Photograph by Fiona McPherson

Photograph by Fiona McPherson

To research The Pink Line, Mark travelled to over twenty countries, with the help of an Open Society Fellowship. His journalism on the new global discussion about sexual orientation and gender identity has appeared in The Guardian, Granta, and The New York Times. Mark’s other books include the prize-winning A Legacy of Liberation: Thabo Mbeki and the Future of the South African Dream, and Lost and Found in Johannesburg: A Memoir.

Mark is one of South Africa’s foremost writers. Among his current gigs is a review-essay column, The Monthly Review, in the South African Business Day. He is currently researching and writing about the COVID 19 pandemic, and the climate crisis, and continues to write about The Pink Line globally, and about South African politics, culture and society.

Mark was born in Johannesburg in 1964, and graduated from Yale in 1987 with a degree magna cum laude in comparative literature. He  worked in New York, as a high school teacher and writing for Village Voice and The Nation, before returning to South Africa in 1990 to work as a journalist, mainly for the celebrated anti-apartheid newspaper, the Mail & Guardian.

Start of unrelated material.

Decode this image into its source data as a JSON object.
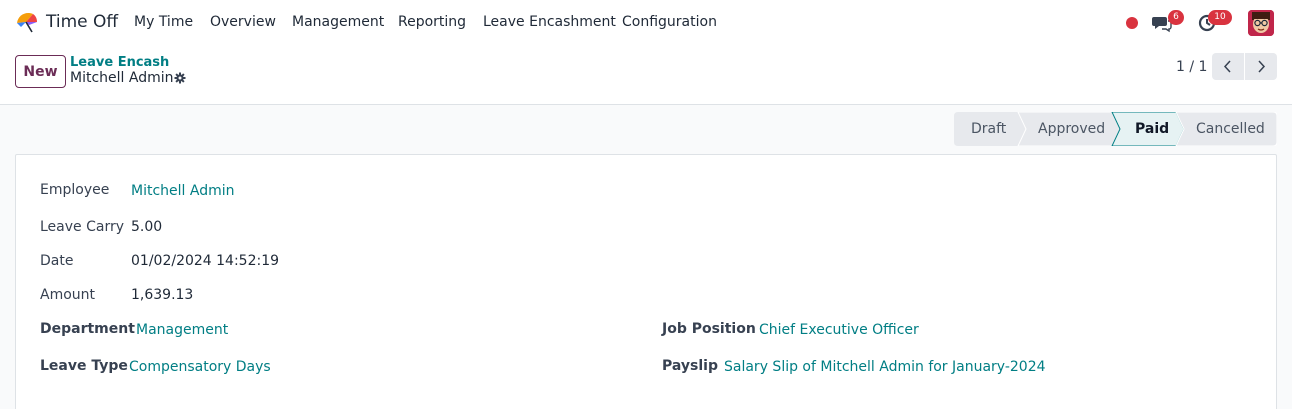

Mark’s book, Thabo Mbeki: The Dream Deferred (also known as A Legacy of Liberation) won the 2008 Alan Paton Prize in South Africa. Both this and his next book, Lost and Found in Johannesburg, won the Recht Malan Prize in South Africa and were shortlisted for the Jan Michalski Prize for World Literature. Mark’s other books are the pathbreaking Defiant Desire, Gay and Lesbian Lives In South Africa (1994), which he co-edited with Edwin Cameron, and Portraits of Power: Profiles in a Changing South Africa, a 1998 collection of his celebrated political profiles from the Mail & Guardian. He has also published widely, in anthologies, on sexual politics, culture, art, literature and urbanism in South Africa.  

Mark was a 2018 Rockefeller Foundation Bellagio Resident. He has also been a Writing Fellow at the University of Pretoria and at the Wits Institute for Social and Economic Research (WISER), and a Carnegie Equity Fellow at Wits University. Since 2018, he has been a judge on the Gerald Kraak Award for writing on gender, human rights and sexuality in Africa.

Mark's feature-length documentary, The Man Who Drove With Mandela, made with Greta Schiller, has been broadcast internationally, and won the Teddy Documentary Prize at the Berlin Film Festival in 1999. The film is an excavation of the life of Cecil Williams, the South African gay communist theatre director. Mark has also written scripts for the South African drama series Zero Tolerance; his scripts were short-listed for SAFTA and Emmy awards.

Mark has also worked as an exhibition curator: he co-led the team that developed the heritage, education and tourism components of Constitution Hill, and co-curated the Hill's permanent exhibitions. Other exhibition projects have included Joburg Tracks, an exploration of sexual identity in Johannesburg.

Mark is an experienced writing teacher and coach, and has conducted narrative non-fiction workshops in South African universities and newsrooms, and for Commonwealth Writers and Kwani! in East Africa.

Mark lives outside Cape Town, South Africa, with his longterm partner and their two dogs, Porridge and Sugar.